When Marchè Moderne quietly shuttered at South Coast Plaza more than three years ago, everyone admitted to having a dish that they would miss. Some spoke of decadent plates such as Chef Florent Marneau’s roasted bone marrow that spread like butter across grilled slices of toasty baguette. Others languished about his divinely simple succulent chicken with creamy whipped potatoes. The buttery flavor transported you back to your grandma’s country kitchen–even if your Nana didn’t live in the country or step foot in a kitchen. Then, there were Amelia’s desserts. Macarons and creamy custard-filled Napoleons. Confections that sometimes outshone her husband’s savory efforts.

That was the thrill of Marchè Moderne. The cooking transcended its location. You never felt as if you were eating in a shopping center, let alone one in Orange County. The service and the food felt more like Cannes than Costa Mesa.

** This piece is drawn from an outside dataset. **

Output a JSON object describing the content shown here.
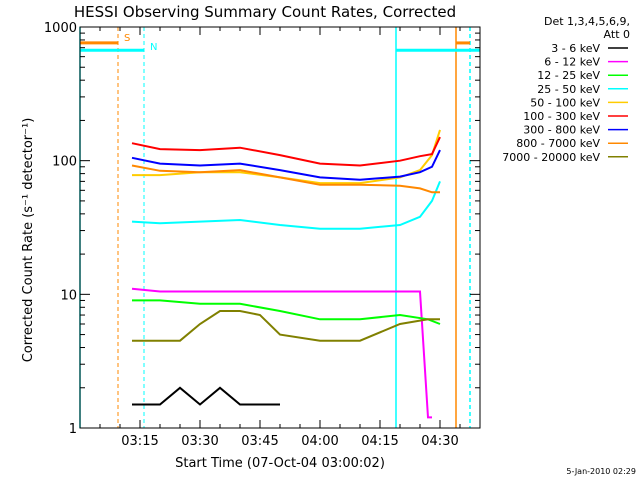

The Marneaus capitalized on their unique talents in the kitchen. But, Florent and Amelia needed a new beginning. They closed their South Coast Plaza perch and opened a new space last summer.

The restaurant in Newport Beach is elegant but not stuffy. It’s homey and comforting, with odes to the French countryside and Paris’ refined bistros. Here, the chefs helm the kitchen and exhibit a few techniques reminiscent of The Ritz in Paris.

An opening night soirée felt like the couple’s own housewarming party. The chefs Marneau welcomed family, friends and VIPs for a sneak peek at the restaurant. Several loyal fans rejoiced that they didn’t forget the classic favorites: Charcuterie freshly sliced with a variety of cheeses and seasonal accoutrements. A soft egg custard served warm in-shell with seared foie gras and a whisper of truffle oil delighted guests, while freshly shucked oysters and bubbly Champagne signaled that the couple is back and ready to party.

While the dishes continue to remain well executed and refined, there is still one hitch: no lunch service. At the old location, an afternoon lunch would serendipitously linger for hours. That was another charming element of Marchè Moderne. I will miss that. However, I’m looking forward to the Marneau’s next chapter.